Mrs. Birtwell did not reply. Her eyes were cast down and her face deeply distressed.
"If anything has happened to Archie," she said, after a long silence, "I shall never have a moment's peace as long as I live."
"Nonsense, Margaret! Suppose something has happened to him? We are not responsible. It's his own fault if he took away more wine than he was able to carry." Mr. Birtwell spoke with slight irritation.
"If he hadn't found the wine here, he could not have carried it away," replied his wife.
"How wildly you talk, Margaret!" exclaimed Mr. Birtwell, with increased irritation.
"We won't discuss the matter," said his wife. "It would be useless, agreement being, I fear, out of the question; but it is very certain that we cannot escape responsibility in this or anything else we may do, and so long as these words of Holy Writ stand, 'Woe unto him that giveth his neighbor drink, that putteth the bottle to him and maketh him drunken', we may well have serious doubts in regard to the right and wrong of these fashionable entertainments, at which wine and spirits are made free to all of both sexes, young and old."
Mr. Birtwell started to his feet and walked the floor with considerable excitement.
"If we had a son just coming to manhood—and I sometimes thank God that we have not—would you feel wholly at ease about him, wholly satisfied that he was in no danger in the houses of your friends? May not a young man as readily acquire a taste for liquors in a gentleman's dining-room as in a drinking-saloon—nay, more readily, if in the former the wine is free and bright eyes and laughing lips press him with invitations?"
Mrs. Birtwell's voice had gained a steadiness and force that made it very impressive. Her husband continued to walk the floor but with slower steps.
"I saw things last night that troubled me," she went on. "There is no disguising the fact that most of the young men who come to these large parties spend a great deal too much time in the supper-room, and drink a great deal more than is good for them. Archie Voss was not the only one who did this last evening. I watched another young man very closely, and am sorry to say that he left our house in a condition in which no mother waiting at home could receive her son without sorrow and shame."
"Who was that?" asked Mr. Birtwell, turning quickly upon his wife. He had detected more than a common concern in her voice.
"Ellis," she replied. Her manner was very grave.
"You must be mistaken about that," said Mr. Birtwell, evidently disturbed at this communication.
"I wish to Heaven that I were! But the fact was too apparent. Blanche saw it, and tried to get him out of the supper-room. He acted in the silliest kind of a way, and mortified her dreadfully, poor child!"
"Such things will happen sometimes," said Mr.

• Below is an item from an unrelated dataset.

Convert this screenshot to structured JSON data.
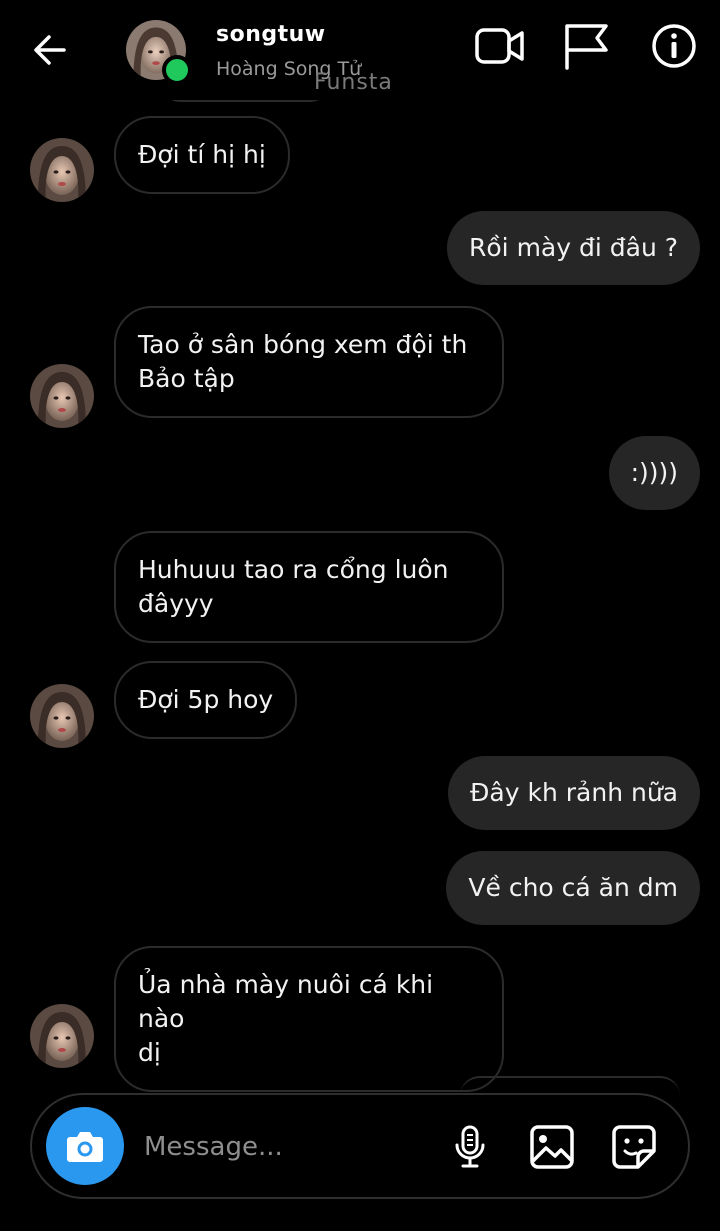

Birtwell. "Young men like Ellis don't always know how much they can bear." His voice was in a lower key and a little husky.
"It happens too often with Ellis," replied his wife, "and I'm beginning to feel greatly troubled about it."
"Has it happened before?"
"Yes; at Mrs. Gleason's, only last week. He was loud and boisterous in the supper-room—so much so that I heard a lady speak of his conduct as disgraceful."
"That will never do," exclaimed Mr. Birtwell, betraying much excitement. "He will have to change all this or give up Blanche. I don't care what his family is if he isn't all right himself."
"It is easier to get into trouble than out of it," was replied. "Things have gone too far between them."
"I don't believe it. Blanche will never throw herself away on a man of bad habits."